Abstract: By grounding language into vision, multimodal NLP models have a key advantage over purely textual ones: they can leverage signals in one or both modalities and potentially combine this information in any way required by a given communicative context. This ranges from representing single words taking into account their multimodal semantics [1] to resolving semantically underspecified image descriptions [2] to adapting their way of referring to images to achieve communicative success with a given audience [3]. Moving from word-level semantics to real-life communicative scenarios, I will present work investigating the abilities of current language and vision models to account for and deal with semantic and pragmatic aspects of human multimodal communication. I will argue that these abilities are necessary for models to successfully interact with human speakers.
[1] Pezzelle, S., Takmaz, E., Fernández, R. (2021). Word Representation Learning in Multimodal Pre-Trained Transformers: An Intrinsic Evaluation. TACL.
[2] Pezzelle, S. (2023). Dealing with Semantic Underspecification in Multimodal NLP. ACL 2023.
[3] Takmaz, E., Brandizzi, N., Giulianelli, M., Pezzelle, S. and Fernández, R. (2023). Speaking the Language of Your Listener: Audience-Aware Adaptation via Plug-and-Play Theory of Mind. Findings of ACL 2023.
Bio: Assistant Professor in Responsible AI at the ILLC, Faculty of Science, University of Amsterdam. Affiliated with the Dialogue Modelling Group. His research combines Natural Language Processing (NLP), Computer Vision, and Cognitive Science, and focuses on multimodal language understanding and generation, behavioral and mechanistic interpretability, and the cognitive mechanisms underlying human semantics. He published in ACL, EACL, EMNLP, NAACL, TACL, Cognition, and Cognitive Science. He is a member of the ELLIS society, a faculty member of the ELLIS Amsterdam Unit, and a board member of SigSem, the ACL special interest group in computational semantics.

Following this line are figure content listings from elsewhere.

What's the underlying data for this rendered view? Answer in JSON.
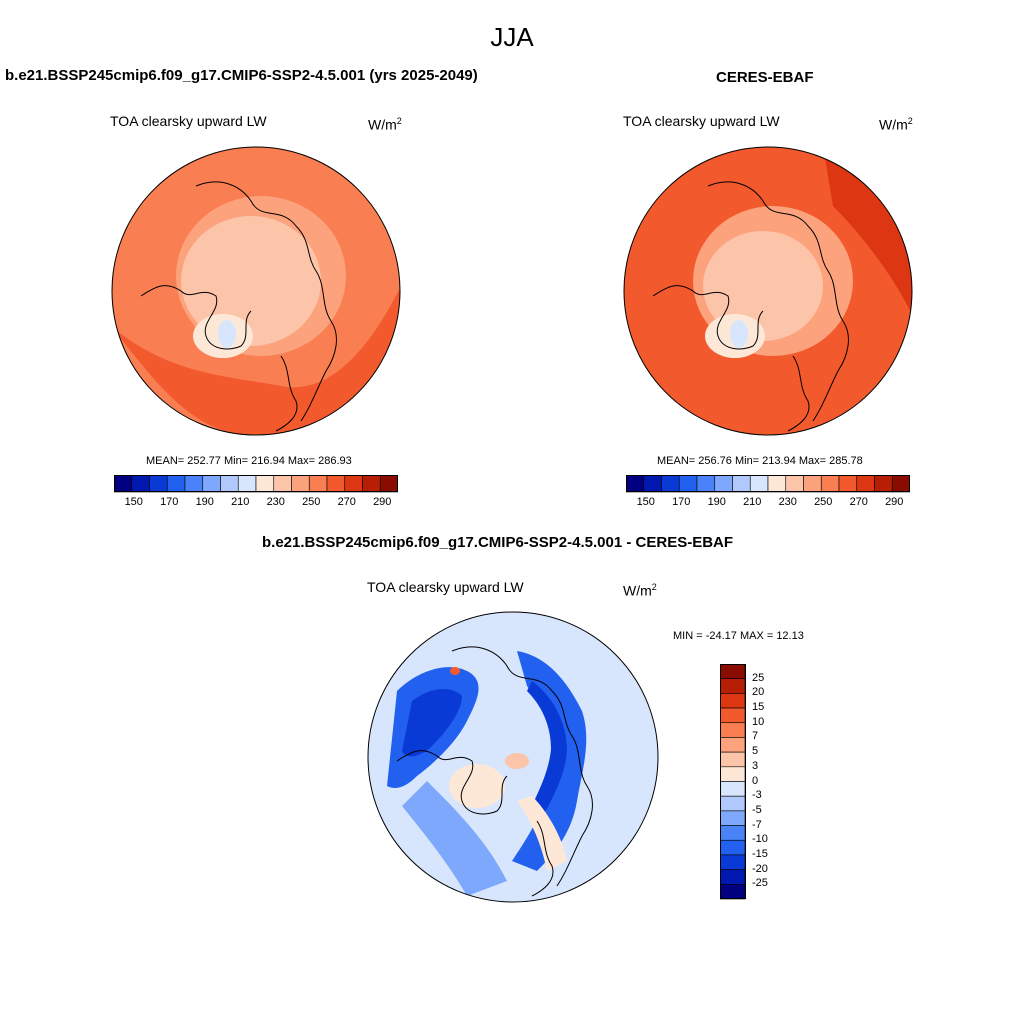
{
  "figure": {
    "season": "JJA"
  },
  "panels": [
    {
      "title": "b.e21.BSSP245cmip6.f09_g17.CMIP6-SSP2-4.5.001 (yrs 2025-2049)",
      "variable": "TOA clearsky upward LW",
      "units": "W/m",
      "units_exp": "2",
      "stats": "MEAN= 252.77  Min= 216.94  Max= 286.93"
    },
    {
      "title": "CERES-EBAF",
      "variable": "TOA clearsky upward LW",
      "units": "W/m",
      "units_exp": "2",
      "stats": "MEAN= 256.76  Min= 213.94  Max= 285.78"
    },
    {
      "title": "b.e21.BSSP245cmip6.f09_g17.CMIP6-SSP2-4.5.001 - CERES-EBAF",
      "variable": "TOA clearsky upward LW",
      "units": "W/m",
      "units_exp": "2",
      "stats": "MIN = -24.17 MAX =  12.13"
    }
  ],
  "abs_colorbar": {
    "colors": [
      "#000080",
      "#0018b0",
      "#0a3ad6",
      "#2260f0",
      "#4a82f8",
      "#7ea8fb",
      "#b0c8fc",
      "#d8e6fd",
      "#fde8d8",
      "#fcc4a8",
      "#fca27c",
      "#f97e52",
      "#f25a2e",
      "#dc3612",
      "#b61e06",
      "#8a0b00"
    ],
    "labels": [
      "150",
      "170",
      "190",
      "210",
      "230",
      "250",
      "270",
      "290"
    ]
  },
  "diff_colorbar": {
    "colors": [
      "#8a0b00",
      "#b61e06",
      "#dc3612",
      "#f25a2e",
      "#f97e52",
      "#fca27c",
      "#fcc4a8",
      "#fde8d8",
      "#d8e6fd",
      "#b0c8fc",
      "#7ea8fb",
      "#4a82f8",
      "#2260f0",
      "#0a3ad6",
      "#0018b0",
      "#000080"
    ],
    "labels": [
      "25",
      "20",
      "15",
      "10",
      "7",
      "5",
      "3",
      "0",
      "-3",
      "-5",
      "-7",
      "-10",
      "-15",
      "-20",
      "-25"
    ]
  }
}
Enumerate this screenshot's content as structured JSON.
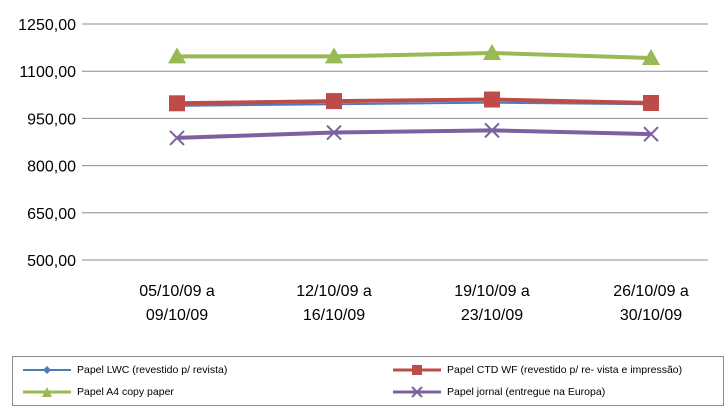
{
  "chart_data": {
    "type": "line",
    "categories": [
      [
        "05/10/09 a",
        "09/10/09"
      ],
      [
        "12/10/09 a",
        "16/10/09"
      ],
      [
        "19/10/09 a",
        "23/10/09"
      ],
      [
        "26/10/09 a",
        "30/10/09"
      ]
    ],
    "ylim": [
      500,
      1250
    ],
    "yticks": [
      "500,00",
      "650,00",
      "800,00",
      "950,00",
      "1100,00",
      "1250,00"
    ],
    "ytick_values": [
      500,
      650,
      800,
      950,
      1100,
      1250
    ],
    "grid": true,
    "legend_position": "bottom",
    "series": [
      {
        "name": "Papel LWC  (revestido  p/ revista)",
        "values": [
          990,
          995,
          1000,
          995
        ],
        "color": "#4a7ebb",
        "marker": "diamond"
      },
      {
        "name": "Papel CTD WF (revestido p/ re- vista e impressão)",
        "values": [
          998,
          1005,
          1010,
          999
        ],
        "color": "#be4b48",
        "marker": "square"
      },
      {
        "name": "Papel A4 copy paper",
        "values": [
          1147,
          1147,
          1158,
          1142
        ],
        "color": "#98b954",
        "marker": "triangle"
      },
      {
        "name": "Papel jornal   (entregue na  Europa)",
        "values": [
          888,
          905,
          912,
          900
        ],
        "color": "#7d60a0",
        "marker": "x"
      }
    ]
  }
}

Tues March 12th, 1pm, room: CMS01, Stefan Ultes: "Towards Natural Behaviour of Dialogue Systems with Explicit Dialogue Control"
Abstract: The goal of dialogue system researchers has always been to create artefacts that offer natural interaction capabilities and effortlessly communication by means humans also used to communicate among themselves. Even though systems like ChatGPT are already very good in form and style, there are more things to natural dialogue system behaviour than these LLM-based agents are capable of. I believe that this requires additional control capabilities of a dialogue system. In this talk, I will motivate this with insights from an analysis of communication styles in dialogues. I will continue with focussing on work on learning an explicit dialogue control component through reinforcement learning by optimizing on the estimated user satisfaction and thus ultimately improving the perceived naturalness of the interaction. I will finish with arguing that this basic idea is still relevant in the age of LLMs.

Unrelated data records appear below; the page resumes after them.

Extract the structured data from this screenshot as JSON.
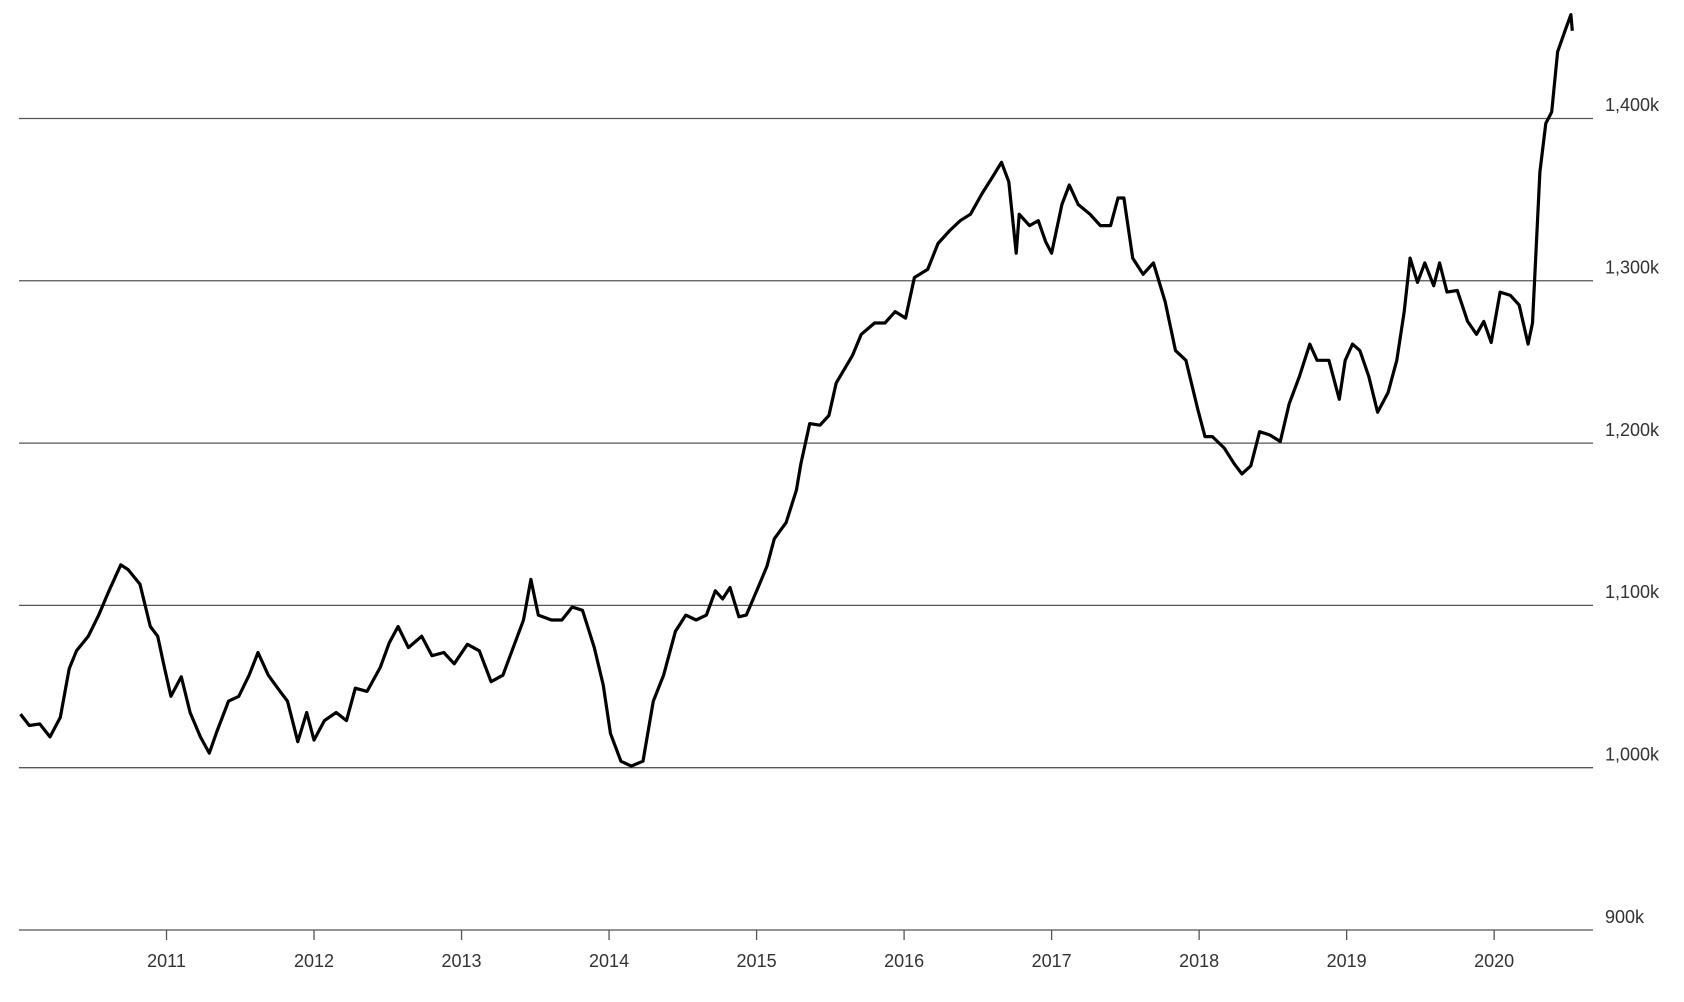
{
  "chart_data": {
    "type": "line",
    "color": "#000000",
    "grid": true,
    "xlim": [
      2010.0,
      2020.67
    ],
    "xticks": [
      2011,
      2012,
      2013,
      2014,
      2015,
      2016,
      2017,
      2018,
      2019,
      2020
    ],
    "ylim": [
      900,
      1473
    ],
    "yticks": [
      {
        "value": 900,
        "label": "900k"
      },
      {
        "value": 1000,
        "label": "1,000k"
      },
      {
        "value": 1100,
        "label": "1,100k"
      },
      {
        "value": 1200,
        "label": "1,200k"
      },
      {
        "value": 1300,
        "label": "1,300k"
      },
      {
        "value": 1400,
        "label": "1,400k"
      }
    ],
    "x": [
      2010.01,
      2010.07,
      2010.14,
      2010.21,
      2010.28,
      2010.34,
      2010.39,
      2010.47,
      2010.54,
      2010.61,
      2010.69,
      2010.74,
      2010.82,
      2010.89,
      2010.94,
      2010.98,
      2011.03,
      2011.1,
      2011.16,
      2011.23,
      2011.29,
      2011.34,
      2011.42,
      2011.49,
      2011.56,
      2011.62,
      2011.69,
      2011.77,
      2011.82,
      2011.89,
      2011.95,
      2012.0,
      2012.07,
      2012.15,
      2012.22,
      2012.28,
      2012.36,
      2012.45,
      2012.51,
      2012.57,
      2012.64,
      2012.73,
      2012.8,
      2012.88,
      2012.95,
      2013.04,
      2013.12,
      2013.2,
      2013.28,
      2013.35,
      2013.42,
      2013.47,
      2013.52,
      2013.61,
      2013.68,
      2013.75,
      2013.82,
      2013.9,
      2013.96,
      2014.01,
      2014.08,
      2014.15,
      2014.23,
      2014.3,
      2014.37,
      2014.45,
      2014.52,
      2014.59,
      2014.66,
      2014.72,
      2014.77,
      2014.82,
      2014.88,
      2014.93,
      2015.01,
      2015.07,
      2015.12,
      2015.2,
      2015.27,
      2015.3,
      2015.36,
      2015.43,
      2015.49,
      2015.54,
      2015.65,
      2015.71,
      2015.8,
      2015.87,
      2015.94,
      2016.01,
      2016.07,
      2016.16,
      2016.23,
      2016.31,
      2016.38,
      2016.45,
      2016.53,
      2016.6,
      2016.66,
      2016.71,
      2016.76,
      2016.78,
      2016.85,
      2016.91,
      2016.96,
      2017.0,
      2017.07,
      2017.12,
      2017.18,
      2017.26,
      2017.33,
      2017.4,
      2017.45,
      2017.49,
      2017.55,
      2017.62,
      2017.69,
      2017.77,
      2017.84,
      2017.91,
      2017.99,
      2018.04,
      2018.09,
      2018.17,
      2018.24,
      2018.29,
      2018.35,
      2018.41,
      2018.48,
      2018.55,
      2018.61,
      2018.68,
      2018.75,
      2018.8,
      2018.88,
      2018.95,
      2018.99,
      2019.04,
      2019.09,
      2019.15,
      2019.21,
      2019.28,
      2019.34,
      2019.39,
      2019.43,
      2019.48,
      2019.53,
      2019.59,
      2019.63,
      2019.68,
      2019.75,
      2019.82,
      2019.88,
      2019.93,
      2019.98,
      2020.04,
      2020.11,
      2020.17,
      2020.23,
      2020.26,
      2020.31,
      2020.35,
      2020.39,
      2020.43,
      2020.48,
      2020.52,
      2020.53
    ],
    "values": [
      1033,
      1026,
      1027,
      1019,
      1031,
      1061,
      1072,
      1081,
      1094,
      1109,
      1125,
      1122,
      1113,
      1087,
      1081,
      1064,
      1044,
      1056,
      1034,
      1019,
      1009,
      1022,
      1041,
      1044,
      1057,
      1071,
      1057,
      1047,
      1041,
      1016,
      1034,
      1017,
      1029,
      1034,
      1029,
      1049,
      1047,
      1062,
      1077,
      1087,
      1074,
      1081,
      1069,
      1071,
      1064,
      1076,
      1072,
      1053,
      1057,
      1074,
      1091,
      1116,
      1094,
      1091,
      1091,
      1099,
      1097,
      1074,
      1051,
      1021,
      1004,
      1001,
      1004,
      1041,
      1057,
      1084,
      1094,
      1091,
      1094,
      1109,
      1104,
      1111,
      1093,
      1094,
      1111,
      1124,
      1141,
      1151,
      1171,
      1187,
      1212,
      1211,
      1217,
      1237,
      1254,
      1267,
      1274,
      1274,
      1281,
      1277,
      1302,
      1307,
      1323,
      1331,
      1337,
      1341,
      1354,
      1364,
      1373,
      1361,
      1317,
      1341,
      1334,
      1337,
      1324,
      1317,
      1347,
      1359,
      1347,
      1341,
      1334,
      1334,
      1351,
      1351,
      1314,
      1304,
      1311,
      1287,
      1257,
      1251,
      1221,
      1204,
      1204,
      1197,
      1187,
      1181,
      1186,
      1207,
      1205,
      1201,
      1224,
      1241,
      1261,
      1251,
      1251,
      1227,
      1251,
      1261,
      1257,
      1241,
      1219,
      1231,
      1251,
      1281,
      1314,
      1299,
      1311,
      1297,
      1311,
      1293,
      1294,
      1275,
      1267,
      1275,
      1262,
      1293,
      1291,
      1285,
      1261,
      1274,
      1367,
      1397,
      1404,
      1441,
      1454,
      1464,
      1454
    ]
  }
}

Bio: Stefan Ultes is a full professor of natural language generation and dialogue Systems at the Otto-Friedrich-University of Bamberg, Germany, and a member of the executive board of the Bamberg Center for Artificial Intelligence (BaCAI). Previously, he was leading the speech technology research group at Mercedes Benz Research & Development in Sindelfingen, Germany, and a research associate at the spoken dialogue systems group at the University of Cambridge, UK.